Photochemical and electrochemical reactions are highly relevant processes for (i) transforming chemicals (e.g. photoreduction of isopropanol to acetone, electrochemical hydrogenation of benzaldehyde to benzyl alcohol, etc.), and (ii) sustainable energy production (e.g. photoreduction of CO₂ to methanol, electrocatalytic H₂ evolution reaction). It is therefore of importance to monitor the structural changes and to understand the properties of active sites under photocatalytic and electrocatalytic reaction conditions. Operando X-ray absorption spectroscopy (XAS) provides the means to investigate the nature of active sites under realistic reaction conditions. In this contribution, we describe the successful development of photochemical and electrochemical cells for operando XAS measurements during photocatalytic and electrocatalytic reactions. We have used the operando photochemical cell to monitor the formation of Pt nanoparticles on graphitic carbon nitride nanosheets (g-C₃N₄-ns) via photodeposition under visible light illumination and observed the formation of highly dispersed Pt nanoparticles with an estimated size of ∼2.5 nm and >60% dispersion. We have also tested this cell to follow the oxidation state of Pt in Pt/TiO₂ and Pt/g-C₃N₄-ns during H₂ evolution reaction (HER). We observed that Pt predominantly existed as metallic (reduced) Pt⁰ species under HER conditions, and that PtO_x species were partially reduced from Pt^IV to Pt⁰ upon illumination with UV or visible light.

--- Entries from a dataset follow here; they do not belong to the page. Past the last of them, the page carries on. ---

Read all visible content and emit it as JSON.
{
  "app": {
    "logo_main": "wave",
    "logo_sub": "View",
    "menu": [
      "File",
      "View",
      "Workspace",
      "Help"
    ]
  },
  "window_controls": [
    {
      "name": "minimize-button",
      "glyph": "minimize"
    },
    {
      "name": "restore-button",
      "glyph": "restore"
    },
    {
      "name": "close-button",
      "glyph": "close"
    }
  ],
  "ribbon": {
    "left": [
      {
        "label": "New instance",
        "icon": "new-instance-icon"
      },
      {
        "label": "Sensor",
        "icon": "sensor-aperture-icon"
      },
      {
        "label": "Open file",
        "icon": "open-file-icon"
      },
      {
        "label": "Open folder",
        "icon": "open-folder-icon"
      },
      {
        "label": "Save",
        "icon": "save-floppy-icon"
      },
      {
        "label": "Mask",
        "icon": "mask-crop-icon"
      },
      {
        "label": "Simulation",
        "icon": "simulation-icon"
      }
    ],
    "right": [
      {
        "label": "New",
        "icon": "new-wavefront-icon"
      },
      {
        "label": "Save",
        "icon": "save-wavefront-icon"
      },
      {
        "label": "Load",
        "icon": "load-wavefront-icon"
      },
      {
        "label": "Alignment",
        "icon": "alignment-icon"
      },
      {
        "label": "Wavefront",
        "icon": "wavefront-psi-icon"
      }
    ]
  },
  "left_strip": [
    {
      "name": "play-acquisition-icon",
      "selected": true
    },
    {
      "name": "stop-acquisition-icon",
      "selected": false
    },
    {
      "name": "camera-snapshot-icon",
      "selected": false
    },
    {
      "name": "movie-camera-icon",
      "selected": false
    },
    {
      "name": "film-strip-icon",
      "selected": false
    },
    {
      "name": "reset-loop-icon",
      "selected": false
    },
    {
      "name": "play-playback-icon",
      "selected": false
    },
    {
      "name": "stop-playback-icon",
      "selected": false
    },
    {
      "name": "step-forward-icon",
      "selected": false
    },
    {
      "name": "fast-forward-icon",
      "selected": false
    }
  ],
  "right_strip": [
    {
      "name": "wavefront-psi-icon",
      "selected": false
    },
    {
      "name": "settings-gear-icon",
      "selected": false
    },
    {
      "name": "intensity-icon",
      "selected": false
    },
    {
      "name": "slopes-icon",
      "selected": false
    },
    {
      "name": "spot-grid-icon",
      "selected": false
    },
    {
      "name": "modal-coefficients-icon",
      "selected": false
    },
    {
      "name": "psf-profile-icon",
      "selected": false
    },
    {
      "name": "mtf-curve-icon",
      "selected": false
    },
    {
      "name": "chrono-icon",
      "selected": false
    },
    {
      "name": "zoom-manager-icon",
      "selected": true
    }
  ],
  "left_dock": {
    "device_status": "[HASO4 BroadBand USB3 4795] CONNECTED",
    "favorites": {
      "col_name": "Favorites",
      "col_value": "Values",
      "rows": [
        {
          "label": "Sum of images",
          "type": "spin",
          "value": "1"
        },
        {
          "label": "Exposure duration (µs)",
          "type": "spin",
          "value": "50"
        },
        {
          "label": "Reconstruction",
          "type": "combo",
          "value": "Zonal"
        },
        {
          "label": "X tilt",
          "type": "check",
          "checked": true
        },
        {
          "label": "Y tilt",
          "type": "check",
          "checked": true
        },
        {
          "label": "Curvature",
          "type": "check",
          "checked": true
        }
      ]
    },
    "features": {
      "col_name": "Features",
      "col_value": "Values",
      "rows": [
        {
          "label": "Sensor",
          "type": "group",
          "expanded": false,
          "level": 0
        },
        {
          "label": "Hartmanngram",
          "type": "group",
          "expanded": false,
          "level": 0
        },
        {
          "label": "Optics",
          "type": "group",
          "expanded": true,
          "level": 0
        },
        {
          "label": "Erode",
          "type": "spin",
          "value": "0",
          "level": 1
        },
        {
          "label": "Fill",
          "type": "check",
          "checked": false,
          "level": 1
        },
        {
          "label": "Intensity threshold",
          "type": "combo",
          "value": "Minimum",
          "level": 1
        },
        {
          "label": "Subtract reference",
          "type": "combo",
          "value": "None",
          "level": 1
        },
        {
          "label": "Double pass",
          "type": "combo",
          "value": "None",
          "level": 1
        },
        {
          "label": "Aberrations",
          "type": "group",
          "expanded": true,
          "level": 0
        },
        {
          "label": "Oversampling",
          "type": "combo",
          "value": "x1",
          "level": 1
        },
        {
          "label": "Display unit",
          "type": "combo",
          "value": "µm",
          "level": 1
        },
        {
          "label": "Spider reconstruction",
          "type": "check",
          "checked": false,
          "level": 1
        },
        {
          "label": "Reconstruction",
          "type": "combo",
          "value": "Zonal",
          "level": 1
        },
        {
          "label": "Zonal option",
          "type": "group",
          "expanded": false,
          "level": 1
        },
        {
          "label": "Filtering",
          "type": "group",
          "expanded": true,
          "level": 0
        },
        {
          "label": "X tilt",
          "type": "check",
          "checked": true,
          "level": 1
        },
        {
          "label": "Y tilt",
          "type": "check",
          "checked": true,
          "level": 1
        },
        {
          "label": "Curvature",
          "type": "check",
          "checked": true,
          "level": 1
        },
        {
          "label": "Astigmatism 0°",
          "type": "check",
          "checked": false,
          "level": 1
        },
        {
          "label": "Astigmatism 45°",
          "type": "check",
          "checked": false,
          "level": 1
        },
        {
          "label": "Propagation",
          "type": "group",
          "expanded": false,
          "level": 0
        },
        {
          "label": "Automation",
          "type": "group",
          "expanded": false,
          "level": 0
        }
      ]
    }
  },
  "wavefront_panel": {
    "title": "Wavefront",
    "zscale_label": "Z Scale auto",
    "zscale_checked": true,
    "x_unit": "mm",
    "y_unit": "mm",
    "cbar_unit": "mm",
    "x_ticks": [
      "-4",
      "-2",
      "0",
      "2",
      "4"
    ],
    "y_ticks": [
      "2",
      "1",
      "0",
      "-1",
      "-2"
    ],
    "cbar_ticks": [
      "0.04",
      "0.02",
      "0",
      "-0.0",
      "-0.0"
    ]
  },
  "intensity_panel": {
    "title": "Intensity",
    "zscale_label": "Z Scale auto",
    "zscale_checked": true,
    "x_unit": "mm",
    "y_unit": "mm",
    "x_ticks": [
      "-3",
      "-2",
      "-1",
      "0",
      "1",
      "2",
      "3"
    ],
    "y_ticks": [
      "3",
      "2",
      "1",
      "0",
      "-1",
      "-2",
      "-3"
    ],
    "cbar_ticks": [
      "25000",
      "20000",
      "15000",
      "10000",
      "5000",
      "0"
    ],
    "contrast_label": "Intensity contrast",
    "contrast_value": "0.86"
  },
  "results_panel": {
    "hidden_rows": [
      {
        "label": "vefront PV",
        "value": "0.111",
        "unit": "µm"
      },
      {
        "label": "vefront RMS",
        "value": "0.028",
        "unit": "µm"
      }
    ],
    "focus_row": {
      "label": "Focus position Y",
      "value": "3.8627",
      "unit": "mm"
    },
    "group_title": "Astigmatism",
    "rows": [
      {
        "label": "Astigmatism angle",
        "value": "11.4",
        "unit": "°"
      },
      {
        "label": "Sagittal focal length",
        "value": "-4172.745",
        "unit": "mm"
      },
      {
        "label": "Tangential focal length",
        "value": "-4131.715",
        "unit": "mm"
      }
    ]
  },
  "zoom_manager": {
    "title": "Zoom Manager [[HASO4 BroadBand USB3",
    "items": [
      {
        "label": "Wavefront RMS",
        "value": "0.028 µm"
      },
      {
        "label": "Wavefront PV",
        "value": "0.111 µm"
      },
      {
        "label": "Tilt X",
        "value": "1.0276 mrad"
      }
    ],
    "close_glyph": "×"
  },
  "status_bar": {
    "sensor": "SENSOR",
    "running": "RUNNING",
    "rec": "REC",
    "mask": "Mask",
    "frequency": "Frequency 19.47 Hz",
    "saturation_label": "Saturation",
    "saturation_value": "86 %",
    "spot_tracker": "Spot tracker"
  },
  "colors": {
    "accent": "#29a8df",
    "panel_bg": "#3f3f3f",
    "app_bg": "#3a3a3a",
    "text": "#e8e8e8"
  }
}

The rates of H₂ evolution obtained in the photochemical cell (12.1 mmol g⁻¹ h⁻¹ on Pt/TiO₂ and 1.01 mmol g⁻¹ h⁻¹ on Pt/g-C₃N₄-ns) were comparable to that obtained in a standard top-irradiated photoreactor (16.6 mmol g⁻¹ h⁻¹ on Pt/TiO₂ and 1.76 mmol g⁻¹ h⁻¹ on Pt/g-C₃N₄-ns). The operando electrochemical cell was successfully tested to monitor the changes in the structure and oxidation state of Pd in Pd/C electrocatalyst during electrocatalytic hydrogenation (ECH) of benzaldehyde. It was demonstrated that Pd in Pd/C was present in a partially reduced state (∼80% Pd⁰ and ∼20% Pd^II) and Pd nanoparticles did not degrade upon the application of an external potential under ECH reaction conditions.